America’s Craft Brew Renaissance
After Prohibition, the number of breweries declined in America until 1978, when there were only 100 in the entire nation. That’s why it’s hard to believe that in 2019 there are more than 7500 breweries dedicated just to making craft beer, producing almost 30M barrels with the help of 150,000 employees. Craft beer now accounts for more than 13% of the US domestic market alone and the big players have long been paying attention (and acquiring the most established brands).
In 1965 Fritz Maytag bought a majority stake in Anchor brewing, which had been around since 1896 and was about to enter bankruptcy. He created an amber-colored blend of pale and caramel malts as the flagship beer and named it “Steam” after the historic name for beer that was brewed on the West Coast in primitive conditions and without ice. The foggy night air in San Francisco substituted for that ice and as it cooled the fermenting beer, steam was created.
Goose Island Bourbon County Stout
In the 1990s, long before they were acquired by Anheuser Busch, Goose Island entered a stout which had been aged in a bourbon barrel into a competition. The beer was disqualified as being “too strong” and with too many “notes of bourbon” but the feedback inspired master brewer Greg Hall to try, try again, and the rest is history. Bourbon barrels to age beer are now scarce due to many other brewers trying their own variations.
Sierra Nevada Pale Ale
This has been the flagship of Sierra Nevada for almost 40 years. It’s made with Cascade hops (which were new at the time they started) and two-row malt (for the uninitiated, “two-row” refers to there being two rows of seeds along the flowering head of barley). It’s been hailed for its consistency and has been the standard for the American IPA, which normally has a lower alcoholic content than standard IPAs.
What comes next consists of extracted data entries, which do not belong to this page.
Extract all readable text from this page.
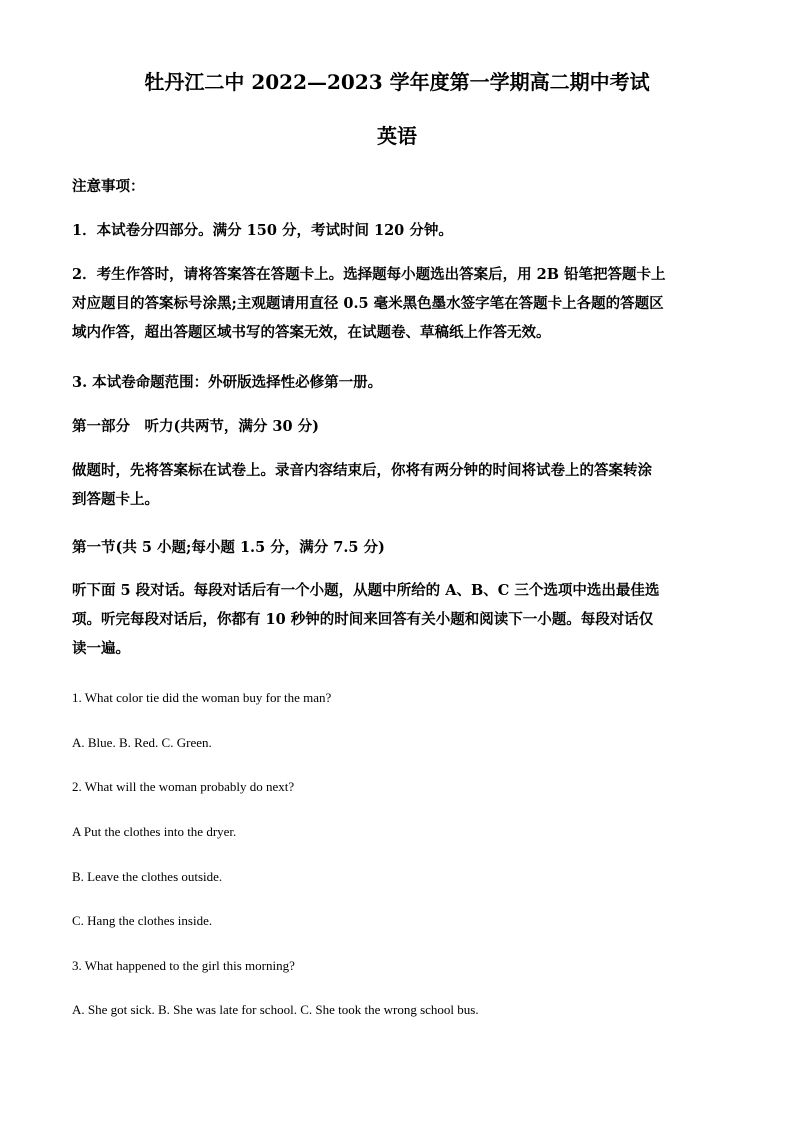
牡丹江二中 2022—2023 学年度第一学期高二期中考试
英语
注意事项：
1．本试卷分四部分。满分 150 分，考试时间 120 分钟。
2．考生作答时，请将答案答在答题卡上。选择题每小题选出答案后，用 2B 铅笔把答题卡上
对应题目的答案标号涂黑;主观题请用直径 0.5 毫米黑色墨水签字笔在答题卡上各题的答题区
域内作答，超出答题区域书写的答案无效，在试题卷、草稿纸上作答无效。
3. 本试卷命题范围：外研版选择性必修第一册。
第一部分　听力(共两节，满分 30 分)
做题时，先将答案标在试卷上。录音内容结束后，你将有两分钟的时间将试卷上的答案转涂
到答题卡上。
第一节(共 5 小题;每小题 1.5 分，满分 7.5 分)
听下面 5 段对话。每段对话后有一个小题，从题中所给的 A、B、C 三个选项中选出最佳选
项。听完每段对话后，你都有 10 秒钟的时间来回答有关小题和阅读下一小题。每段对话仅
读一遍。
1. What color tie did the woman buy for the man?
A. Blue. B. Red. C. Green.
2. What will the woman probably do next?
A Put the clothes into the dryer.
B. Leave the clothes outside.
C. Hang the clothes inside.
3. What happened to the girl this morning?
A. She got sick. B. She was late for school. C. She took the wrong school bus.
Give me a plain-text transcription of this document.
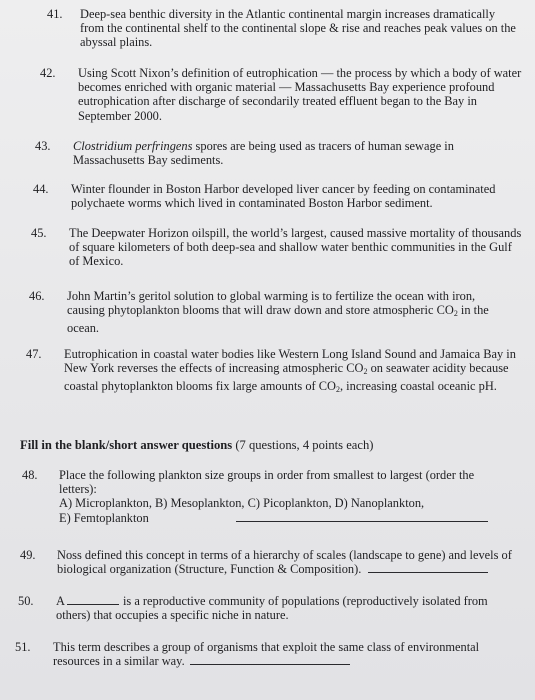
41. Deep-sea benthic diversity in the Atlantic continental margin increases dramatically from the continental shelf to the continental slope & rise and reaches peak values on the abyssal plains.
42. Using Scott Nixon’s definition of eutrophication — the process by which a body of water becomes enriched with organic material — Massachusetts Bay experience profound eutrophication after discharge of secondarily treated effluent began to the Bay in September 2000.
43. Clostridium perfringens spores are being used as tracers of human sewage in Massachusetts Bay sediments.
44. Winter flounder in Boston Harbor developed liver cancer by feeding on contaminated polychaete worms which lived in contaminated Boston Harbor sediment.
45. The Deepwater Horizon oilspill, the world’s largest, caused massive mortality of thousands of square kilometers of both deep-sea and shallow water benthic communities in the Gulf of Mexico.
46. John Martin’s geritol solution to global warming is to fertilize the ocean with iron, causing phytoplankton blooms that will draw down and store atmospheric $CO_2$ in the ocean.
47. Eutrophication in coastal water bodies like Western Long Island Sound and Jamaica Bay in New York reverses the effects of increasing atmospheric $CO_2$ on seawater acidity because coastal phytoplankton blooms fix large amounts of $CO_2$, increasing coastal oceanic pH.
Fill in the blank/short answer questions (7 questions, 4 points each)
48. Place the following plankton size groups in order from smallest to largest (order the letters):
A) Microplankton, B) Mesoplankton, C) Picoplankton, D) Nanoplankton,
E) Femtoplankton
49. Noss defined this concept in terms of a hierarchy of scales (landscape to gene) and levels of biological organization (Structure, Function & Composition).
50. A	is a reproductive community of populations (reproductively isolated from others) that occupies a specific niche in nature.
51. This term describes a group of organisms that exploit the same class of environmental resources in a similar way.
Russian River Brewing Company Pliny the Elder
For the “hop heads” who can’t get enough of that bitter flower, the Pliny the Elder double IPA from Russian River delivers the fragrant citrus, pine, and yes, bitter notes you are looking for. The name is one of the more interesting in the craft brew world: Pliny the Elder lived in the first century and wrote about hops. The Russian River folks found that this was one of the oldest references to this ingredient and was a fitting way to commemorate a writer who was, unfortunately, killed in the 79 AD eruption of Mt Vesuvius.